For the long run, investors interested in Williams-Sonoma seem to be sitting pretty, but new Wall Street competition may make the investment choice more difficult. Last year, Restoration Hardware (NYSE:RH) reentered the stock market, after being taken private years ago. The company's fourth quarter was a fantastic thing to behold, and now it looks like the company to beat.
Success at Restoration Hardware
Restoration's quarter had a lead number that almost defied explanation. The company managed to grow comparable-store sales by 26%. This year, most retailers have been getting by with comparable-sales increases below 10%, if they even manage to hit positive territory. Williams-Sonoma's comparable brand sales -- its comparable-store sale measure that includes direct sales -- only managed 7.2% growth last quarter.
If that wasn't enough, Restoration is predicting that comparable sales in its first quarter are going to be up 41%. I think management at Williams-Sonoma might keel over dead if the company turned in that kind of result.
I think the big difference between the two is the youth of the newly revived Restoration.

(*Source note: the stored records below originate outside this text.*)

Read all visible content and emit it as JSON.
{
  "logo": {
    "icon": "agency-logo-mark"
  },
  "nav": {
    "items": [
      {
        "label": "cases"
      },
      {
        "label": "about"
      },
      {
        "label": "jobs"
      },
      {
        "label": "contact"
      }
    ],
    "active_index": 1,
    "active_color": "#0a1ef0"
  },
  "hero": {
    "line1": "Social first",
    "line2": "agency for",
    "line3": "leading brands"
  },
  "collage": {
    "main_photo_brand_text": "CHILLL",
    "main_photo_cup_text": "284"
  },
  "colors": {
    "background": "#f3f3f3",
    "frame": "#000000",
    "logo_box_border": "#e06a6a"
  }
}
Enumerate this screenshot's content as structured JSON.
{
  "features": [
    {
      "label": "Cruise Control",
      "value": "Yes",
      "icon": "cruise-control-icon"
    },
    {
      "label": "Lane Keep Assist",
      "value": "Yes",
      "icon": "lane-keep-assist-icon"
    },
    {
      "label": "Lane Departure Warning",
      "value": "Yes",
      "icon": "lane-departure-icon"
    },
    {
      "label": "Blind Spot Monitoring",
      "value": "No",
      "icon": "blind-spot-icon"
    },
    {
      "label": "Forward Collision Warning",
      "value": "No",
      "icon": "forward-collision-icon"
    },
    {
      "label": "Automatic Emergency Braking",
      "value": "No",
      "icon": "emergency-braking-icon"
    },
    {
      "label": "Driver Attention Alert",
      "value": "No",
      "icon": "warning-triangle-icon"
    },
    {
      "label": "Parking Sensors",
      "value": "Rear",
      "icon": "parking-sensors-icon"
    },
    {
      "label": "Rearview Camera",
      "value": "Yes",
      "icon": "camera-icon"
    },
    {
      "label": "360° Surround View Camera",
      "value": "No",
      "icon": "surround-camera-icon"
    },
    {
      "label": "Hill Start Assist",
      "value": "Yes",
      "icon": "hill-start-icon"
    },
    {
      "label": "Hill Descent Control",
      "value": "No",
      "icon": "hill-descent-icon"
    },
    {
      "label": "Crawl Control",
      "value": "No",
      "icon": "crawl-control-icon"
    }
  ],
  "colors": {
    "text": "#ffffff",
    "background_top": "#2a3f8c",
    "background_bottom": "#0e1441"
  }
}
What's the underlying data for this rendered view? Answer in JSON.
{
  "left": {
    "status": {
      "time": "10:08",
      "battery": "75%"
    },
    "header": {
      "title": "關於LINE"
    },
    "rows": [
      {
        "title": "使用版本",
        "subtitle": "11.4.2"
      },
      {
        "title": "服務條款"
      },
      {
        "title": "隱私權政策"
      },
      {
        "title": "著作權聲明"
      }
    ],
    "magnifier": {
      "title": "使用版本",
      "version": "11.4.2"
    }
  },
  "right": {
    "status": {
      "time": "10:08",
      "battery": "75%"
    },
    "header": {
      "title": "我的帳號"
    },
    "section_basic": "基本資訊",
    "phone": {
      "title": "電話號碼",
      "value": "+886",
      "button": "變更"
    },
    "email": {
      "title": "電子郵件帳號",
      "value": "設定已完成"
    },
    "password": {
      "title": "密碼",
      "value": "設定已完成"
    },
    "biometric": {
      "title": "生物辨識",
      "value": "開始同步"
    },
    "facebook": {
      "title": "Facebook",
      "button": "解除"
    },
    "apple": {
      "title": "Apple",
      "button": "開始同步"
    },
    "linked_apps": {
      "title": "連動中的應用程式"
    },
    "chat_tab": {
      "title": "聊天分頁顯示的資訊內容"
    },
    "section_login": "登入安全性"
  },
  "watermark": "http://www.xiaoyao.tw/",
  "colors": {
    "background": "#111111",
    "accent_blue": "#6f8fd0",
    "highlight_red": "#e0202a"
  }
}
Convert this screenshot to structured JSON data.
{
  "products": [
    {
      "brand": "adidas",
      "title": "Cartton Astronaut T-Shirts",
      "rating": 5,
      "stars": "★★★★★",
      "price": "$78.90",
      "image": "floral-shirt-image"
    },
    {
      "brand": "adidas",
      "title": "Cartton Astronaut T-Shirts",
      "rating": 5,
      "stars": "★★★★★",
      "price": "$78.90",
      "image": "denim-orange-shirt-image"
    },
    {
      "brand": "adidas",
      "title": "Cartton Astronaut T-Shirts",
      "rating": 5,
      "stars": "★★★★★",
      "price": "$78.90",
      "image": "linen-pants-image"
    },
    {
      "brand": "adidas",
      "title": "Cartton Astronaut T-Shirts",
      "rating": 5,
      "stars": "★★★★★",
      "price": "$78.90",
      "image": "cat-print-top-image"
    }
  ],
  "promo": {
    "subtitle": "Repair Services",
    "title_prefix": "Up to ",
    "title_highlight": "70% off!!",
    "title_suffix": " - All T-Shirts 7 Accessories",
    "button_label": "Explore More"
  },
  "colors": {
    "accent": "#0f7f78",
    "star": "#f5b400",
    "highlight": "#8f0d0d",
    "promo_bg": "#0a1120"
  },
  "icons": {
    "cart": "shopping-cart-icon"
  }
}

The company was posting negative comparable sales as recently as 2010. Since then, it's been able to turn itself around, and now it's being flooded with customers who are rediscovering the brand. That's being compounded by a big increase in the number of products that Restoration offers. In short, it's just taking off, while Williams-Sonoma is already at cruising altitude.
The bottom line for investors
That rocket-fueled growth isn't free. Restoration Hardware is trading at a price-to-sales ratio of 1.7, while Williams-Sonoma is sitting at 1.4. But so far, an investment in Restoration has paid off. Investors should keep an eye on costs, though. Right now, the company is still running at a loss as it ramps up its business. Gross margin is strong, though, sitting at 36.5% in the fourth quarter. Williams-Sonoma is a little higher, running a 37.6% gross margin in its first quarter.
I think both companies are looking good; it's just up to investors to decide what kind of business they want to be involved in. Williams-Sonoma is cruising along, looking for expansion overseas, while Restoration Hardware is still trying to expand in the U.S. beyond the mere 71 locations it now operates. Either way, investors should come out as winners in the long run.